Hitchcock and Adaptation

On the Page and Screen

Edited by Mark Osteen

Hardback - £58.00

Publication date:

14 March 2014

Length of book:

352 pages


Rowman & Littlefield Publishers

ISBN-13: 9781442230873

From early silent features like The Lodger and Easy Virtue to his final film, Family Plot, in 1976, most of Alfred Hitchcock’s movies were adapted from plays, novels, and short stories. Hitchcock always took care to collaborate with those who would not just execute his vision but shape it, and many of the screenwriters he enlisted—including Eliot Stannard, Charles Bennett, John Michael Hayes, and Ernest Lehman—worked with the director more than once.
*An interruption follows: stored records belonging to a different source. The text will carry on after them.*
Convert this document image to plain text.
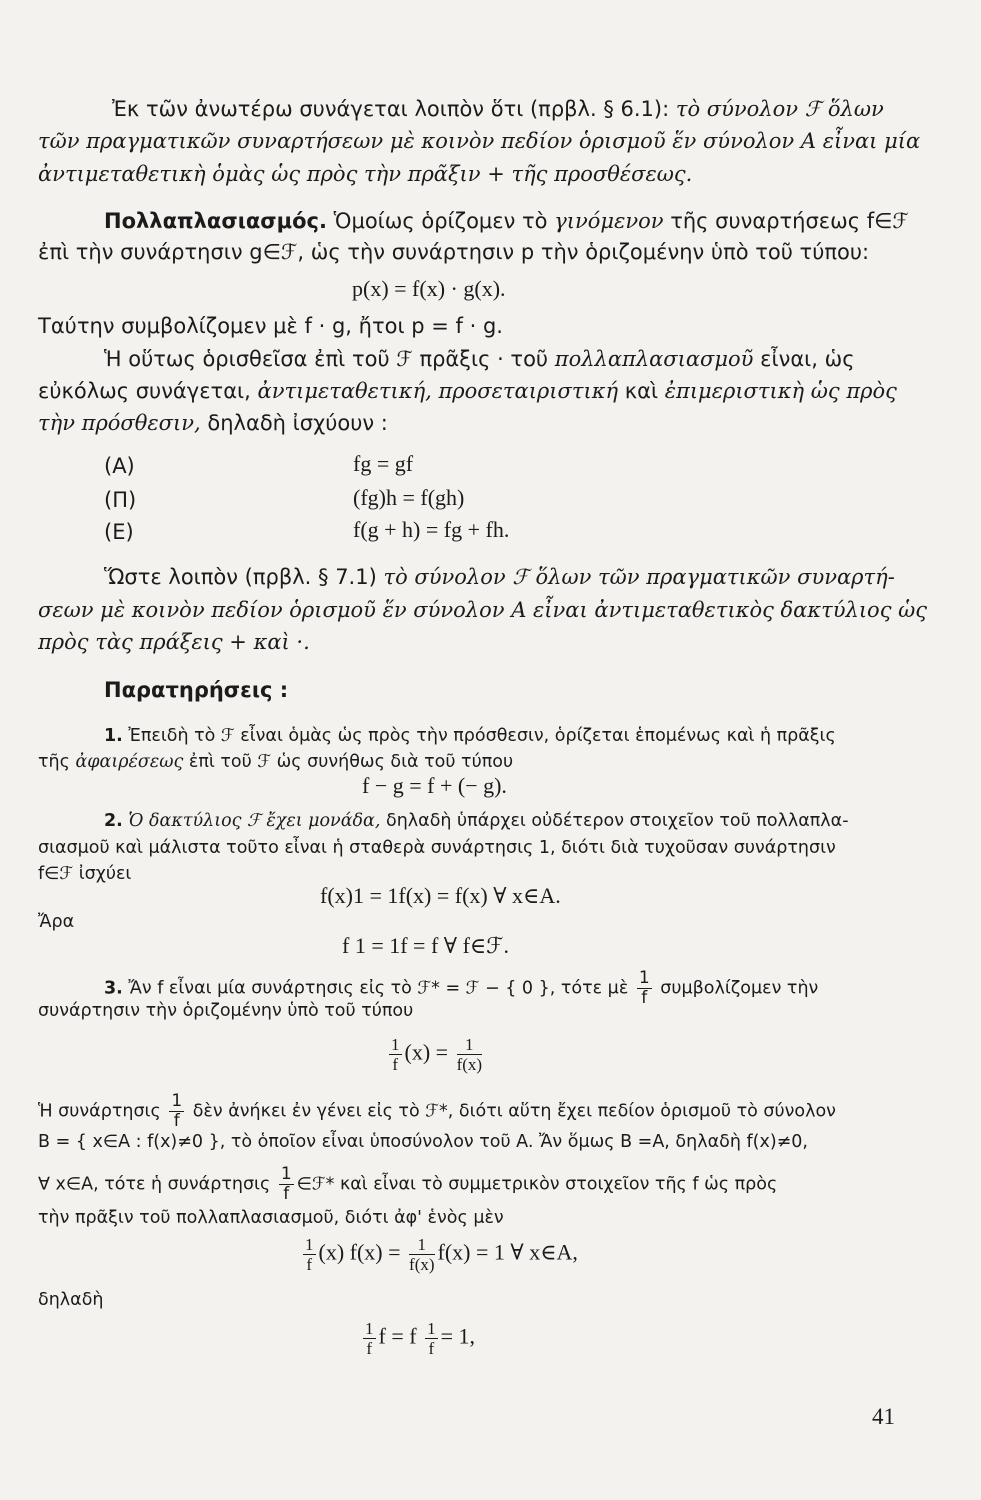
Ἐκ τῶν ἀνωτέρω συνάγεται λοιπὸν ὅτι (πρβλ. § 6.1): τὸ σύνολον ℱ ὅλων
τῶν πραγματικῶν συναρτήσεων μὲ κοινὸν πεδίον ὁρισμοῦ ἕν σύνολον A εἶναι μία
ἀντιμεταθετικὴ ὁμὰς ὡς πρὸς τὴν πρᾶξιν + τῆς προσθέσεως.
Πολλαπλασιασμός. Ὁμοίως ὁρίζομεν τὸ γινόμενον τῆς συναρτήσεως f∈ℱ
ἐπὶ τὴν συνάρτησιν g∈ℱ, ὡς τὴν συνάρτησιν p τὴν ὁριζομένην ὑπὸ τοῦ τύπου:
p(x) = f(x) · g(x).
Ταύτην συμβολίζομεν μὲ f · g, ἤτοι p = f · g.
Ἡ οὕτως ὁρισθεῖσα ἐπὶ τοῦ ℱ πρᾶξις · τοῦ πολλαπλασιασμοῦ εἶναι, ὡς
εὐκόλως συνάγεται, ἀντιμεταθετική, προσεταιριστική καὶ ἐπιμεριστικὴ ὡς πρὸς
τὴν πρόσθεσιν, δηλαδὴ ἰσχύουν :
(A)	fg = gf
(Π)	(fg)h = f(gh)
(E)	f(g + h) = fg + fh.
Ὥστε λοιπὸν (πρβλ. § 7.1) τὸ σύνολον ℱ ὅλων τῶν πραγματικῶν συναρτή-
σεων μὲ κοινὸν πεδίον ὁρισμοῦ ἕν σύνολον A εἶναι ἀντιμεταθετικὸς δακτύλιος ὡς
πρὸς τὰς πράξεις + καὶ ·.
Παρατηρήσεις :
1. Ἐπειδὴ τὸ ℱ εἶναι ὁμὰς ὡς πρὸς τὴν πρόσθεσιν, ὁρίζεται ἑπομένως καὶ ἡ πρᾶξις
τῆς ἀφαιρέσεως ἐπὶ τοῦ ℱ ὡς συνήθως διὰ τοῦ τύπου
f − g = f + (− g).
2. Ὁ δακτύλιος ℱ ἔχει μονάδα, δηλαδὴ ὑπάρχει οὐδέτερον στοιχεῖον τοῦ πολλαπλα-
σιασμοῦ καὶ μάλιστα τοῦτο εἶναι ἡ σταθερὰ συνάρτησις 1, διότι διὰ τυχοῦσαν συνάρτησιν
f∈ℱ ἰσχύει
f(x)1 = 1f(x) = f(x) ∀ x∈A.
Ἄρα
f 1 = 1f = f ∀ f∈ℱ.
3. Ἄν f εἶναι μία συνάρτησις εἰς τὸ ℱ* = ℱ − { 0 }, τότε μὲ $\frac{1}{f}$ συμβολίζομεν τὴν
συνάρτησιν τὴν ὁριζομένην ὑπὸ τοῦ τύπου
$\frac{1}{f} (x) = \frac{1}{f(x)}$
Ἡ συνάρτησις $\frac{1}{f}$ δὲν ἀνήκει ἐν γένει εἰς τὸ ℱ*, διότι αὕτη ἔχει πεδίον ὁρισμοῦ τὸ σύνολον
B = { x∈A : f(x)≠0 }, τὸ ὁποῖον εἶναι ὑποσύνολον τοῦ A. Ἄν ὅμως B =A, δηλαδὴ f(x)≠0,
∀ x∈A, τότε ἡ συνάρτησις $\frac{1}{f}$ ∈ℱ* καὶ εἶναι τὸ συμμετρικὸν στοιχεῖον τῆς f ὡς πρὸς
τὴν πρᾶξιν τοῦ πολλαπλασιασμοῦ, διότι ἀφ' ἑνὸς μὲν
$\frac{1}{f} (x) f(x) = \frac{1}{f(x)} f(x) = 1$ ∀ x∈A,
δηλαδὴ
$\frac{1}{f}$ f = f $\frac{1}{f} = 1$,
41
And of course Hitchcock’s wife, Alma Reville, his most constant collaborator, was with him from the 1920s until his death.
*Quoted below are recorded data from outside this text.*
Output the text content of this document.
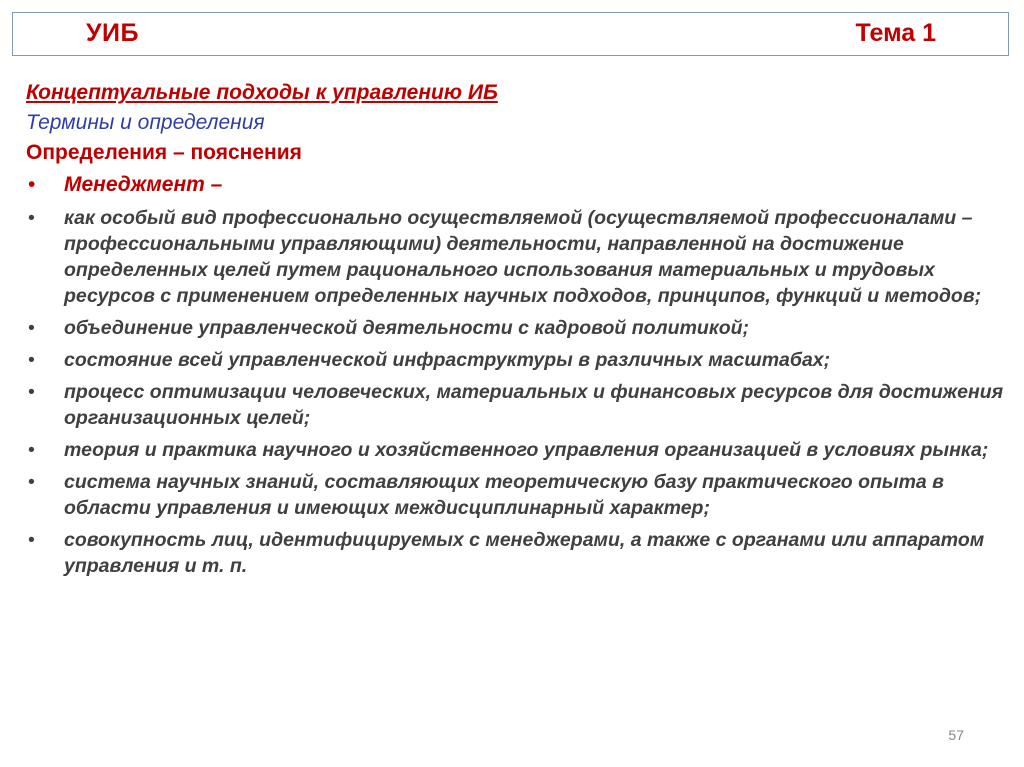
УИБ	Тема 1

Концептуальные подходы к управлению ИБ

Термины и определения

Определения – пояснения

• Менеджмент –
• как особый вид профессионально осуществляемой (осуществляемой профессионалами – профессиональными управляющими) деятельности, направленной на достижение определенных целей путем рационального использования материальных и трудовых ресурсов с применением определенных научных подходов, принципов, функций и методов;
• объединение управленческой деятельности с кадровой политикой;
• состояние всей управленческой инфраструктуры в различных масштабах;
• процесс оптимизации человеческих, материальных и финансовых ресурсов для достижения организационных целей;
• теория и практика научного и хозяйственного управления организацией в условиях рынка;
• система научных знаний, составляющих теоретическую базу практического опыта в области управления и имеющих междисциплинарный характер;
• совокупность лиц, идентифицируемых с менеджерами, а также с органами или аппаратом управления и т. п.
57
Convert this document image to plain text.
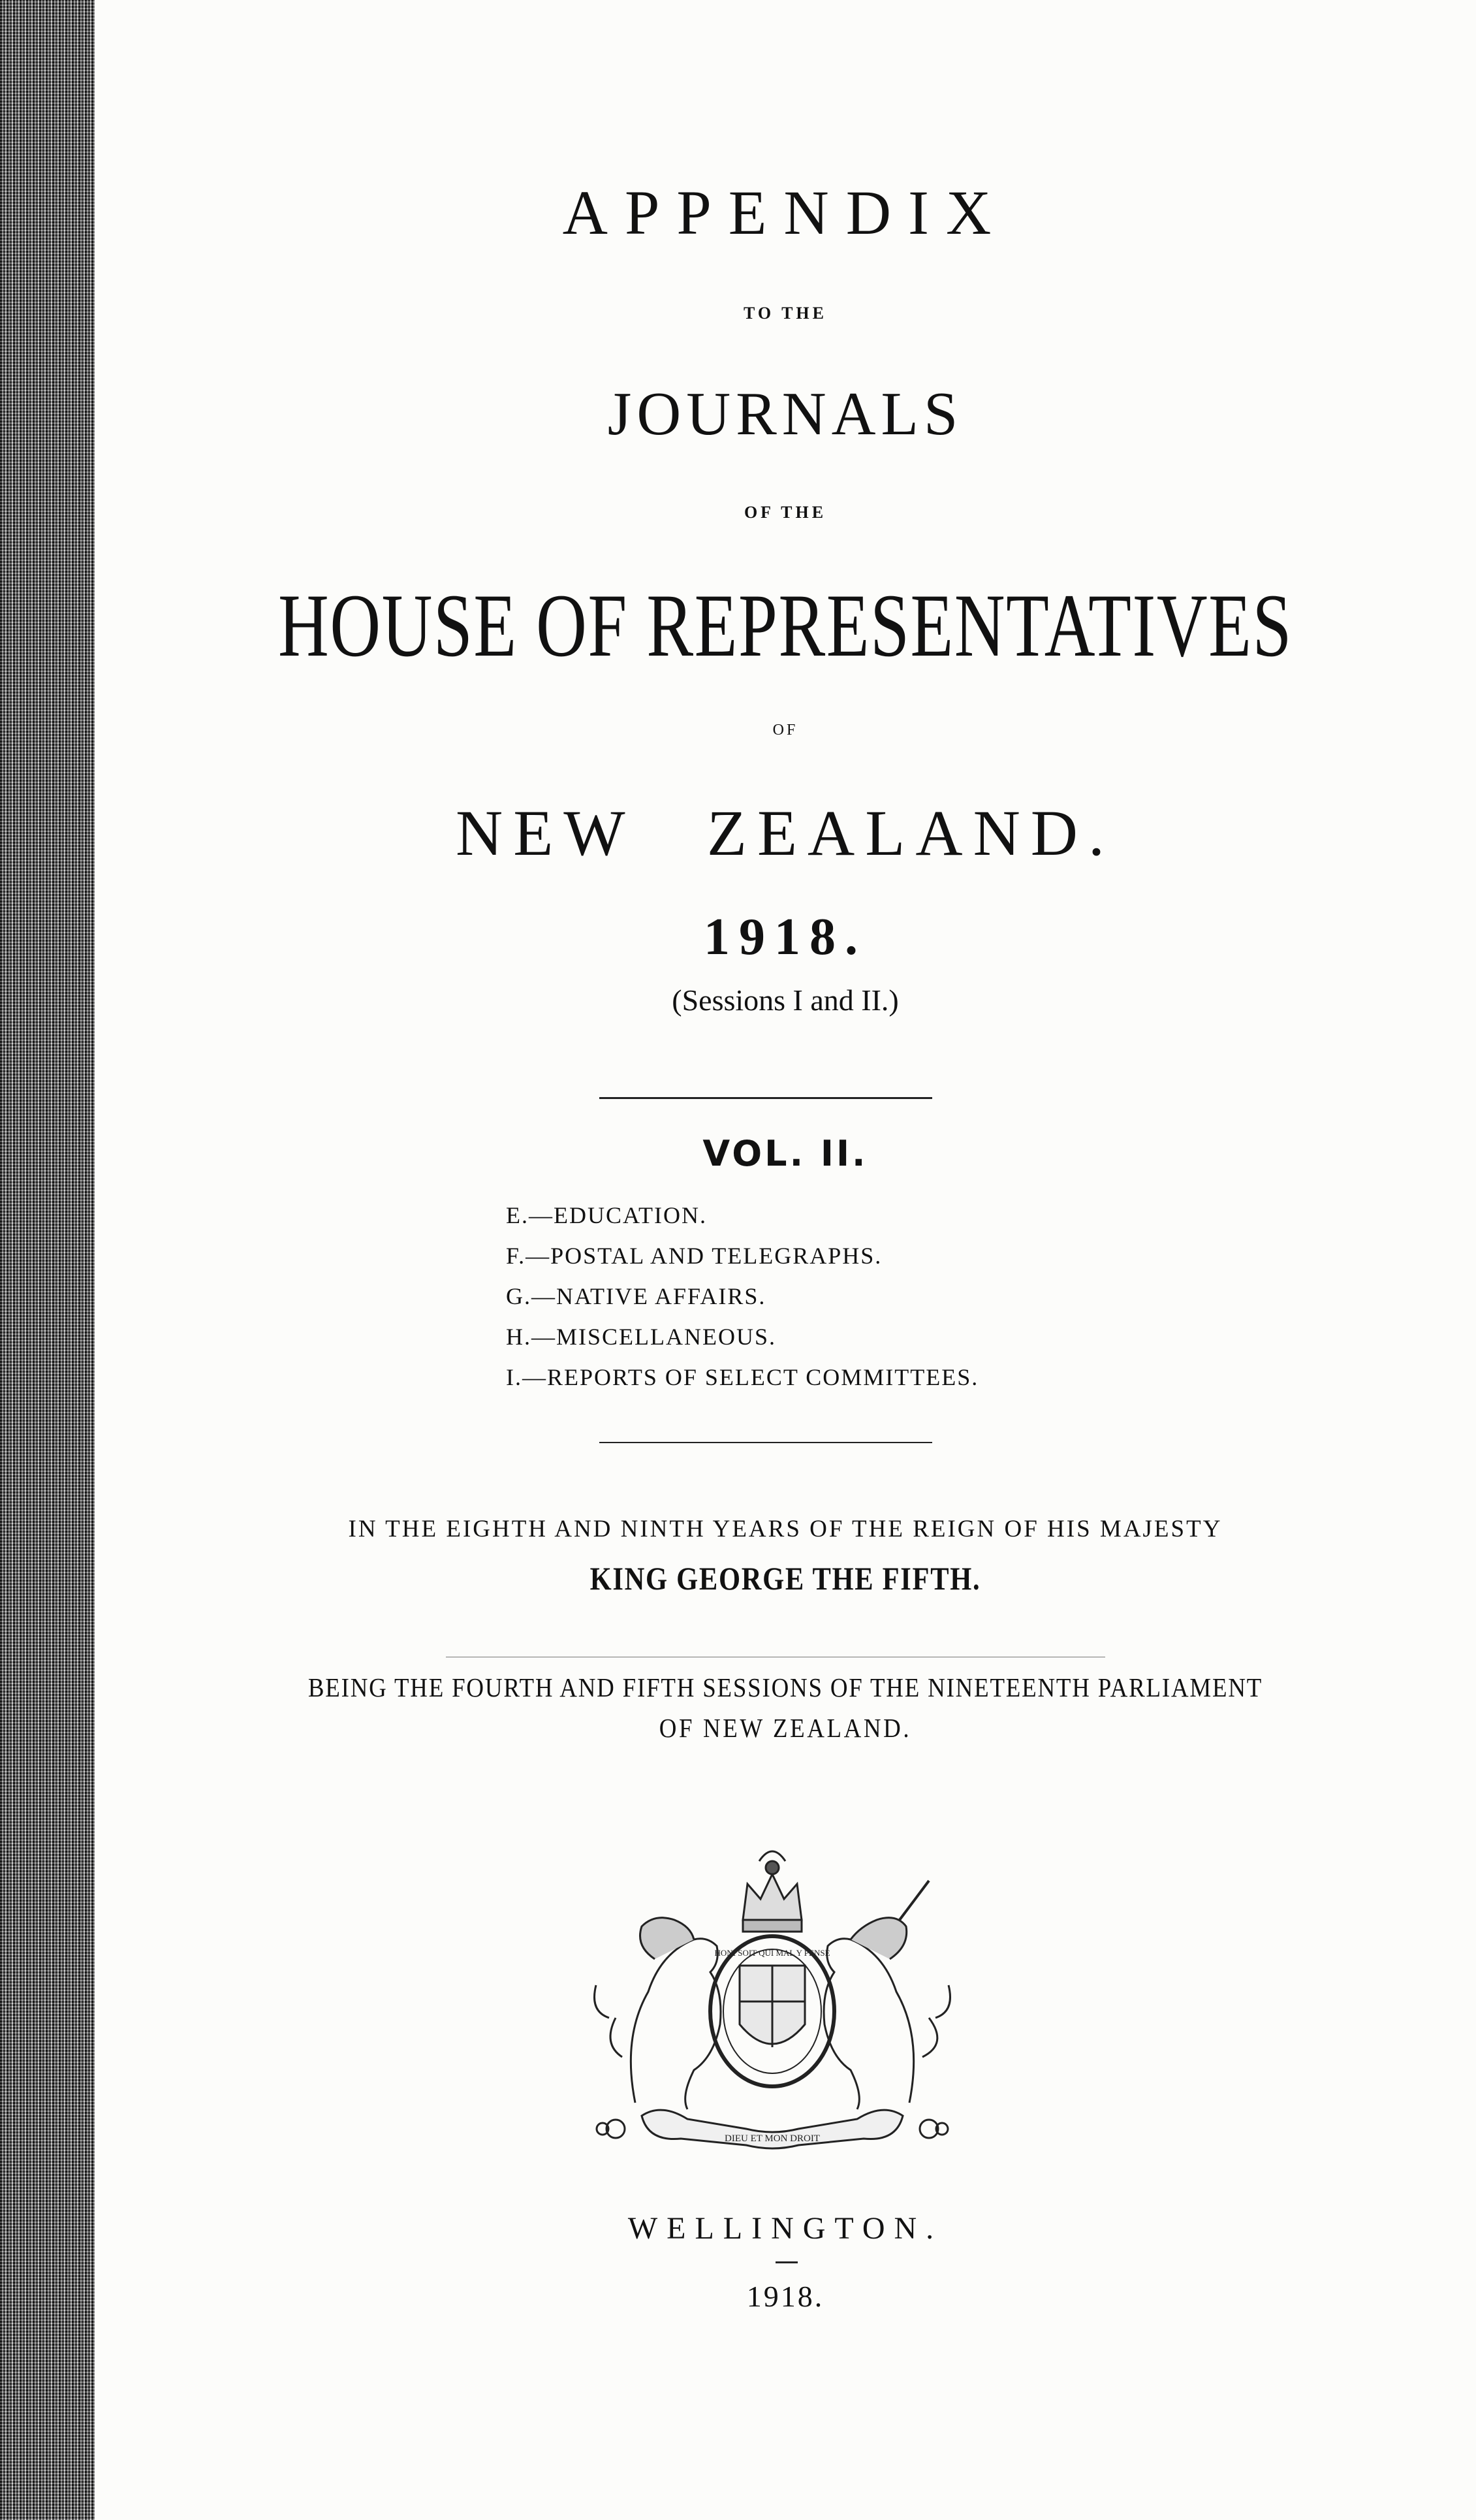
APPENDIX
TO THE
JOURNALS
OF THE
HOUSE OF REPRESENTATIVES
OF
NEW ZEALAND.
1918.
(Sessions I and II.)
VOL. II.
E.—EDUCATION.
F.—POSTAL AND TELEGRAPHS.
G.—NATIVE AFFAIRS.
H.—MISCELLANEOUS.
I.—REPORTS OF SELECT COMMITTEES.
IN THE EIGHTH AND NINTH YEARS OF THE REIGN OF HIS MAJESTY
KING GEORGE THE FIFTH.
BEING THE FOURTH AND FIFTH SESSIONS OF THE NINETEENTH PARLIAMENT
OF NEW ZEALAND.
HONI SOIT QUI MAL Y PENSE
DIEU ET MON DROIT
WELLINGTON.
1918.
In Hitchcock and Adaptation: On the Page and Screen, Mark Osteen has assembled a wide-ranging collection of essays that explore how Hitchcock and his screenwriters transformed literary and theatrical source material into masterpieces of cinema. Some of these essays look at adaptations through a specific lens, such as queer aesthetics applied to Rope, Strangers on a Train, and Psycho, while others tackle the issue of Hitchcock as author, auteur, adaptor, and, for the first time, present Hitchcock as a literary source. Film adaptations discussed in this volume include The 39 Steps, Shadow of a Doubt, Lifeboat, Rear Window, Vertigo, Marnie, and Frenzy. Additional essays analyze Hitchcock-inspired works by W. G. Sebald, Don DeLillo, Bret Easton Ellis, and others.

These close examinations of Alfred Hitchcock and the creative process illuminate the significance of the material he turned to for inspiration, celebrate the men and women who helped bring his artistic vision from the printed word to the screen, and explore how the director has influenced contemporary writers. A fascinating look into an underexplored aspect of the director’s working methods, Hitchcock and Adaptation will be of interest to film scholars and fans of cinema’s most gifted auteur.
Osteen’s collection should certainly interest the Hitchcock scholar (and anyone else that enjoys scholarly essays on film). Casual fans will also find a lot of interesting information. . . .A large percentage of the essays focus on Hitchcock’s film work, and it is here that the book blossoms into life. The essays offer many factual details to support the scholarly analysis, which makes the sometimes overreaching conclusions more digestible to the average reader. These factual details are what will interest many of the director’s fans. . . .If any of this sounds appealing, this book should be worth picking up.